The government has finalised a list of 23 coal blocks to be auctioned in the third tranche beginning next week. These ready-to-operate mines are to be offered through forward and reverse bidding mechanism, which, the Centre is expecting, would fetch proceeds of over Rs 2 lakh crore.
The coal ministry had originally planned to auction nearly 16 blocks, but last week it is learnt to have added eight more mines to the auction list. Of the 23 mines, 15 have been earmarked for the power sector while eight are for unregulated sectors like steel, cement and captive power. In the first two tranches of the auction of 29 coal blocks bids, the government has garnered proceeds of Rs 2.09 lakh crore and the entire money would go to the state governments where these mines are located. Allocation of 38 mines to state-run companies is likely to take total proceeds to Rs 3.35 lakh crore over the next 30 years.

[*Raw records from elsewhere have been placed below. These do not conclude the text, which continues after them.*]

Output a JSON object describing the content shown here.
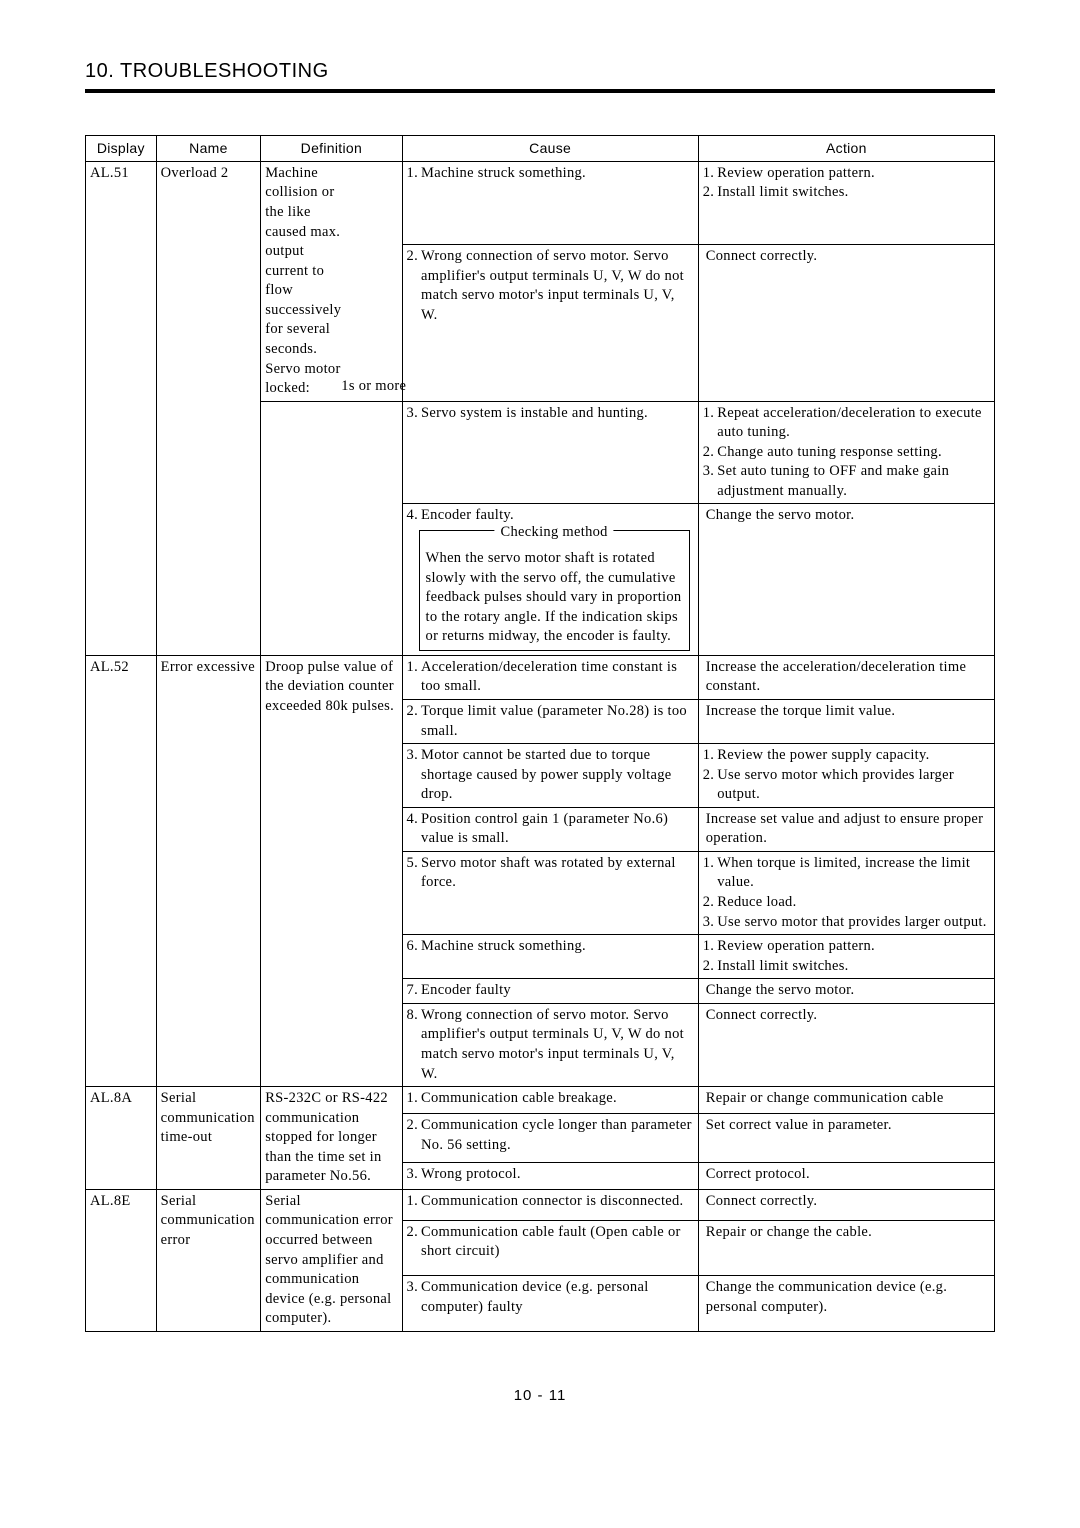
{
  "page": {
    "title": "10. TROUBLESHOOTING",
    "page_number": "10 -  11"
  },
  "columns": {
    "display": "Display",
    "name": "Name",
    "definition": "Definition",
    "cause": "Cause",
    "action": "Action"
  },
  "colors": {
    "background": "#ffffff",
    "text": "#000000",
    "rule": "#000000"
  },
  "fonts": {
    "body_family": "Times New Roman",
    "heading_family": "Arial",
    "body_size_pt": 11,
    "heading_size_pt": 15
  },
  "rows": {
    "al51": {
      "display": "AL.51",
      "name": "Overload 2",
      "definition_main": "Machine collision or the like caused max. output current to flow successively for several seconds. Servo motor locked:",
      "definition_suffix": "1s or more",
      "causes": {
        "c1": {
          "num": "1.",
          "text": "Machine struck something."
        },
        "c2": {
          "num": "2.",
          "text": "Wrong connection of servo motor. Servo amplifier's output terminals U, V, W do not match servo motor's input terminals U, V, W."
        },
        "c3": {
          "num": "3.",
          "text": "Servo system is instable and hunting."
        },
        "c4": {
          "num": "4.",
          "text": "Encoder faulty."
        }
      },
      "check_box": {
        "title": "Checking method",
        "body": "When the servo motor shaft is rotated slowly with the servo off, the cumulative feedback pulses should vary in proportion to the rotary angle. If the indication skips or returns midway, the encoder is faulty."
      },
      "actions": {
        "a1": [
          {
            "num": "1.",
            "text": "Review operation pattern."
          },
          {
            "num": "2.",
            "text": "Install limit switches."
          }
        ],
        "a2": [
          {
            "num": "",
            "text": "Connect correctly."
          }
        ],
        "a3": [
          {
            "num": "1.",
            "text": "Repeat acceleration/deceleration to execute auto tuning."
          },
          {
            "num": "2.",
            "text": "Change auto tuning response setting."
          },
          {
            "num": "3.",
            "text": "Set auto tuning to OFF and make gain adjustment manually."
          }
        ],
        "a4": [
          {
            "num": "",
            "text": "Change the servo motor."
          }
        ]
      }
    },
    "al52": {
      "display": "AL.52",
      "name": "Error excessive",
      "definition": "Droop pulse value of the deviation counter exceeded 80k pulses.",
      "causes": {
        "c1": {
          "num": "1.",
          "text": "Acceleration/deceleration time constant is too small."
        },
        "c2": {
          "num": "2.",
          "text": "Torque limit value (parameter No.28) is too small."
        },
        "c3": {
          "num": "3.",
          "text": "Motor cannot be started due to torque shortage caused by power supply voltage drop."
        },
        "c4": {
          "num": "4.",
          "text": "Position control gain 1 (parameter No.6) value is small."
        },
        "c5": {
          "num": "5.",
          "text": "Servo motor shaft was rotated by external force."
        },
        "c6": {
          "num": "6.",
          "text": "Machine struck something."
        },
        "c7": {
          "num": "7.",
          "text": "Encoder faulty"
        },
        "c8": {
          "num": "8.",
          "text": "Wrong connection of servo motor. Servo amplifier's output terminals U, V, W do not match servo motor's input terminals U, V, W."
        }
      },
      "actions": {
        "a1": [
          {
            "num": "",
            "text": "Increase the acceleration/deceleration time constant."
          }
        ],
        "a2": [
          {
            "num": "",
            "text": "Increase the torque limit value."
          }
        ],
        "a3": [
          {
            "num": "1.",
            "text": "Review the power supply capacity."
          },
          {
            "num": "2.",
            "text": "Use servo motor which provides larger output."
          }
        ],
        "a4": [
          {
            "num": "",
            "text": "Increase set value and adjust to ensure proper operation."
          }
        ],
        "a5": [
          {
            "num": "1.",
            "text": "When torque is limited, increase the limit value."
          },
          {
            "num": "2.",
            "text": "Reduce load."
          },
          {
            "num": "3.",
            "text": "Use servo motor that provides larger output."
          }
        ],
        "a6": [
          {
            "num": "1.",
            "text": "Review operation pattern."
          },
          {
            "num": "2.",
            "text": "Install limit switches."
          }
        ],
        "a7": [
          {
            "num": "",
            "text": "Change the servo motor."
          }
        ],
        "a8": [
          {
            "num": "",
            "text": "Connect correctly."
          }
        ]
      }
    },
    "al8a": {
      "display": "AL.8A",
      "name": "Serial communication time-out",
      "definition": "RS-232C or RS-422 communication stopped for longer than the time set in parameter No.56.",
      "causes": {
        "c1": {
          "num": "1.",
          "text": "Communication cable breakage."
        },
        "c2": {
          "num": "2.",
          "text": "Communication cycle longer than parameter No. 56 setting."
        },
        "c3": {
          "num": "3.",
          "text": "Wrong protocol."
        }
      },
      "actions": {
        "a1": [
          {
            "num": "",
            "text": "Repair or change communication cable"
          }
        ],
        "a2": [
          {
            "num": "",
            "text": "Set correct value in parameter."
          }
        ],
        "a3": [
          {
            "num": "",
            "text": "Correct protocol."
          }
        ]
      }
    },
    "al8e": {
      "display": "AL.8E",
      "name": "Serial communication error",
      "definition": "Serial communication error occurred between servo amplifier and communication device (e.g. personal computer).",
      "causes": {
        "c1": {
          "num": "1.",
          "text": "Communication connector is disconnected."
        },
        "c2": {
          "num": "2.",
          "text": "Communication cable fault (Open cable or short circuit)"
        },
        "c3": {
          "num": "3.",
          "text": "Communication device (e.g. personal computer) faulty"
        }
      },
      "actions": {
        "a1": [
          {
            "num": "",
            "text": "Connect correctly."
          }
        ],
        "a2": [
          {
            "num": "",
            "text": "Repair or change the cable."
          }
        ],
        "a3": [
          {
            "num": "",
            "text": "Change the communication device (e.g. personal computer)."
          }
        ]
      }
    }
  }
}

“Considering that the first two tranches mobilised huge proceeds, our expectation is that in the third tranche we should see total bids crossing Rs 2 lakh crore,” a source in the coal ministry told The Indian Express. The auction methodology would remain the same as in the earlier tranches. For the power sector mines it would be reverse bidding and forward bidding for the unregulated sectors.
These mines classified as Schedule-III blocks are the ones which are ready-to-operate and successful bidders are expected to face minimum hassles in exploring them, the source said. At the behest of steel and industry ministries, the coal ministry is likely to allow segmentation of utilities in the non-regulated sectors to enable them a level-playing field. The reason is that sectors like steel, cement and sponge iron should not be competing against each other. After the third tranche of auctions is over, the coal ministry is expected to commence allotment of coal blocks to mining PSUs of different states for selling fuel to coal-starved utilities.
The auction process has seen issues like alleged low bids for some blocks and intervention by Delhi and Jabalpur high courts for certain mines. Some bidders have levelled allegations of change of usage of some mines put on the block, a charge denied by the coal ministry. “When the Supreme Court cancelled allocations of 204 mines, it had held their allotment as arbitrary and illegal. Where is the case for change of usage?” another coal ministry official pointed out.
CIL’s fuel linkages likely to be awarded to lowest bidders
New Delhi: The Centre is likely to auction Coal India’s linkages or supply pacts by allowing the discoms of states to invite tariff-based bids and companies which are the lowest bidders would be awarded the linkages for a maximum of 15 years.
Key inputs for the draft paper for the auction methodology being prepared by an inter-ministerial committee (IMC) suggest that allowing discoms (power distribution companies) of the states to invite bids would significantly improve their fiscal health and awarding the linkages to lowest bidders would keep electricity prices in check for consumers.